The Arduino Nano 33 BLE Sense is a Nano-sized board with Bluetooth connectivity and jam packed with sensors. These include a 9-axis inertial measurement unit (IMU) that adds a compass to the usual gyroscope and accelerometer, a microphone, a light and color sensor, as well as temperature, humidity, and air pressure sensors. This board should not be confused with the Arduino Nano 33 BLE. The two boards are identical except for the additional sensors on the Arduino Nano 33 BLE Sense.
The Arduino Nano 33 BLE Sense is run by the Bluetooth module from uBlox. This module features an ARM Cortex M4F based microcontroller from Nordic Semiconductor operating at 64 MHz. The “M4F” means this micro has a floating point unit in addition to digital signal processing instructions. The microcontroller runs Mbed OS, an operating system for ARM based embedded systems, and your Arduino sketches run on top of that. The Scheduler library supports cooperative time-sharing among multiple threads on Mbed OS.
The form factor of the Arduino Nano 33 BLE Sense matches that of other Nano-sized boards.
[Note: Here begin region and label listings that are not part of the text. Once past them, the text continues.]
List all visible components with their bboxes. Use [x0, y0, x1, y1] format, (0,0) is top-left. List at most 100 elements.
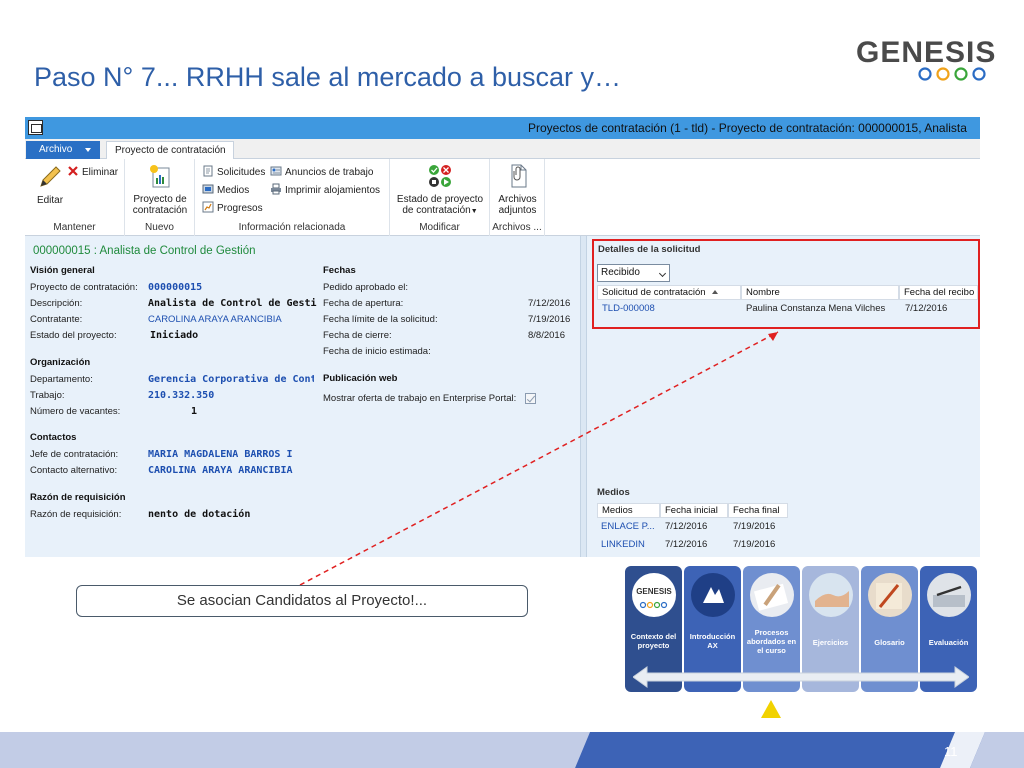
medios-col-inicial[interactable]: Fecha inicial	[660, 503, 728, 518]
cierre-field[interactable]: 8/8/2016	[528, 330, 565, 341]
page-number: 11	[944, 744, 958, 759]
col-nombre[interactable]: Nombre	[741, 285, 899, 300]
col-solicitud[interactable]: Solicitud de contratación	[597, 285, 741, 300]
contratante-label: Contratante:	[30, 314, 83, 325]
proyecto-label: Proyecto de contratación:	[30, 282, 138, 293]
imprimir-button[interactable]: Imprimir alojamientos	[270, 183, 380, 196]
inicio-label: Fecha de inicio estimada:	[323, 346, 431, 357]
solicitud-panel-title: Detalles de la solicitud	[598, 244, 701, 255]
contratante-link[interactable]: CAROLINA ARAYA ARANCIBIA	[148, 314, 282, 325]
splitter[interactable]	[580, 236, 587, 557]
imprimir-label: Imprimir alojamientos	[285, 185, 381, 196]
new-project-button[interactable]: Proyecto de contratación	[125, 163, 195, 216]
processes-photo-icon	[750, 573, 794, 617]
limite-label: Fecha límite de la solicitud:	[323, 314, 438, 325]
medios-col-final[interactable]: Fecha final	[728, 503, 788, 518]
apertura-field[interactable]: 7/12/2016	[528, 298, 570, 309]
estado-field[interactable]: Iniciado	[150, 330, 198, 341]
slide-title: Paso N° 7... RRHH sale al mercado a busc…	[34, 62, 622, 92]
edit-label: Editar	[36, 195, 64, 206]
anuncios-button[interactable]: Anuncios de trabajo	[270, 165, 373, 178]
tab-archivo-label: Archivo	[39, 144, 73, 155]
ribbon-tabs: Archivo Proyecto de contratación	[25, 139, 980, 160]
solicitud-row-1-fecha: 7/12/2016	[905, 303, 948, 314]
estado-label-2: de contratación▼	[402, 205, 478, 216]
col-fecha-recibo[interactable]: Fecha del recibo	[899, 285, 978, 300]
progress-icon	[202, 201, 214, 213]
alternativo-field[interactable]: CAROLINA ARAYA ARANCIBIA	[148, 465, 293, 476]
section-organizacion: Organización	[30, 357, 91, 368]
group-label-info: Información relacionada	[238, 222, 346, 233]
portal-checkbox[interactable]	[525, 393, 536, 404]
progresos-label: Progresos	[217, 203, 263, 214]
chevron-down-icon	[658, 269, 667, 278]
medios-row-2-medio[interactable]: LINKEDIN	[601, 539, 645, 550]
exercises-photo-icon	[809, 573, 853, 617]
window-titlebar: Proyectos de contratación (1 - tld) - Pr…	[25, 117, 980, 139]
details-pane: 000000015 : Analista de Control de Gesti…	[25, 236, 580, 557]
medios-row-2-inicial: 7/12/2016	[665, 539, 708, 550]
apertura-label: Fecha de apertura:	[323, 298, 404, 309]
estado-label: Estado del proyecto:	[30, 330, 117, 341]
nav-label-procesos: Procesos abordados en el curso	[746, 628, 797, 655]
tab-proyecto-contratacion[interactable]: Proyecto de contratación	[106, 141, 234, 160]
archivos-label-1: Archivos	[498, 194, 537, 205]
descripcion-field[interactable]: Analista de Control de Gesti	[148, 298, 317, 309]
edit-button[interactable]: Editar	[31, 164, 69, 206]
solicitud-row-1-id[interactable]: TLD-000008	[602, 303, 655, 314]
archivos-label-2: adjuntos	[498, 205, 537, 216]
nav-label-contexto: Contexto del proyecto	[630, 632, 677, 650]
solicitudes-button[interactable]: Solicitudes	[202, 165, 265, 178]
solicitudes-label: Solicitudes	[217, 167, 266, 178]
callout-box: Se asocian Candidatos al Proyecto!...	[76, 585, 528, 617]
estado-filter-value: Recibido	[601, 267, 640, 278]
dynamics-ax-icon	[691, 573, 735, 617]
delete-x-icon	[68, 166, 78, 176]
archivos-adjuntos-button[interactable]: Archivos adjuntos	[490, 163, 545, 216]
delete-button[interactable]: Eliminar	[67, 165, 118, 178]
logo-rings-icon	[918, 67, 986, 81]
anuncios-label: Anuncios de trabajo	[285, 167, 374, 178]
ribbon: Editar Eliminar Mantener Proyecto de con…	[25, 159, 980, 236]
cierre-label: Fecha de cierre:	[323, 330, 392, 341]
medios-panel-title: Medios	[597, 487, 630, 498]
departamento-field[interactable]: Gerencia Corporativa de Contr	[148, 374, 314, 385]
limite-field[interactable]: 7/19/2016	[528, 314, 570, 325]
group-label-mantener: Mantener	[53, 222, 96, 233]
trabajo-field[interactable]: 210.332.350	[148, 390, 214, 401]
medios-row-1-medio[interactable]: ENLACE P...	[601, 521, 655, 532]
progresos-button[interactable]: Progresos	[202, 201, 263, 214]
medios-col-medios[interactable]: Medios	[597, 503, 660, 518]
estado-proyecto-button[interactable]: Estado de proyecto de contratación▼	[390, 163, 490, 216]
evaluation-photo-icon	[927, 573, 971, 617]
vacantes-field[interactable]: 1	[191, 406, 197, 417]
delete-label: Eliminar	[82, 167, 119, 178]
sort-ascending-icon	[711, 290, 718, 294]
tab-archivo[interactable]: Archivo	[26, 141, 100, 159]
new-project-icon	[150, 165, 170, 188]
announcement-icon	[270, 166, 282, 176]
razon-label: Razón de requisición:	[30, 509, 122, 520]
nav-label-introduccion: Introducción AX	[689, 632, 736, 650]
razon-field[interactable]: nento de dotación	[148, 509, 250, 520]
ribbon-group-mantener: Editar Eliminar Mantener	[25, 159, 125, 236]
vacantes-label: Número de vacantes:	[30, 406, 121, 417]
ribbon-group-info: Solicitudes Anuncios de trabajo Medios I…	[195, 159, 390, 236]
section-vision-general: Visión general	[30, 265, 95, 276]
group-label-modificar: Modificar	[419, 222, 460, 233]
app-icon[interactable]	[28, 120, 43, 135]
group-label-nuevo: Nuevo	[145, 222, 174, 233]
ribbon-group-modificar: Estado de proyecto de contratación▼ Modi…	[390, 159, 490, 236]
proyecto-field[interactable]: 000000015	[148, 282, 202, 293]
jefe-field[interactable]: MARIA MAGDALENA BARROS I	[148, 449, 314, 460]
new-project-label-2: contratación	[132, 205, 188, 216]
jefe-label: Jefe de contratación:	[30, 449, 119, 460]
media-icon	[202, 184, 214, 194]
record-header: 000000015 : Analista de Control de Gesti…	[33, 245, 256, 257]
pencil-icon	[40, 166, 61, 187]
medios-row-1-final: 7/19/2016	[733, 521, 776, 532]
medios-button[interactable]: Medios	[202, 183, 249, 196]
section-contactos: Contactos	[30, 432, 77, 443]
portal-label: Mostrar oferta de trabajo en Enterprise …	[323, 393, 517, 404]
estado-filter-select[interactable]: Recibido	[597, 264, 670, 282]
Its narrow shape and holes for header pins make it breadboard-friendly. It also has castellations along the edge and a smooth bottom for surface-mounting to a PCB. Like the other Arduino Nano 33 boards, this board runs at 3.3V and is not 5V tolerant. Except for the voltage, it is pin-compatible with the Arduino Nano Every. Like other recent Nano-sized boards, the pins are only labeled on the bottom. So you’ll have to keep a pinout diagram handy for prototyping.
Machine Learning Capabilities
Arduino has billed this board as a platform for TinyML, tiny machine-learning. The idea is that you can use a more powerful computer to create a machine learning model that will take input from the board’s many sensors. Once that model is trained, you can deploy it to the board and the board will have enough processing power to run the model and make decisions from the sensor input. Arduino has created a walkthrough to demonstrate the potential of the board for TinyML. I followed this walkthrough to familiarize myself with the board.
If you’re going to program this board in Arduino IDE, you’ll first have to get several libraries installed. To talk to the board you’ll have to go to the boards manager and install support for Arduino Mbed OS Nano Boards. Once installed, you should select Arduino Nano 33 BLE as your board type. This is because the BLE and BLE Sense boards are identical except for the sensors, most of which communicate over I2C. To access those sensors you next have to install a library for each one. Confusingly, the getting started guide references the PDM library for accessing the microphone, but you won’t find this library in the library manager. Instead, this library is silently installed along with the board definition files. I found the example code for each sensor library to be excellent, just what I would expect from an official Arduino library.
Once support for the board and sensors is installed, you can install the machine learning examples by installing a library called Arduino_TensorFlowLite. I ran each example to get a sense of what the developers wanted to show off about the board. It wasn’t obvious what each example sketch was supposed to do because the developers didn’t put much documentation in the code and links to more information from the walkthrough were broken. One example briefly described in the walkthrough was a speech recognizer that could detect “yes” or “no” and turn the RGB LED on the board green for “yes,” red for “no,” or blue for undetermined. It worked when speaking clearly and loudly towards the board. Given the time it takes the board to make a decision on the microphone input, it’s reasonable to conclude that two words is the practical limit to the board’s vocabulary.
I searched the web to find documentation for the remaining example sketches. I discovered that running the gesture recognition example requires patching one of the sensor libraries by hand. The “person detection” example requires connecting an Arducam camera, which I did not have. Another minor annoyance was that the board would disconnect from USB each time a sketch was downloaded to the board, and then the board would reconnect on a different COM port. This meant that the serial monitor, for example, couldn’t be used until the board’s port was reselected.
The ultimate test of the board’s TinyML abilities is gathering training data from the Arduino, making an ML model from it, and then deploying that model to the board. For this process, the walkthrough gives an overview of how this would be done: First the training data is acquired via the serial monitor, then it is processed into a model via a number of Python scripts that appear in a Google Colab notebook, then you download a header file that contains the trained model and integrate it with your sketch. Getting this to work took several tries as the Python scripts produced various errors, but eventually I had a working model that could distinguish between a punch gesture and a bicep flex gesture when holding the board in my hand. So although the edges are a little rough in the TinyML demonstration, it does work.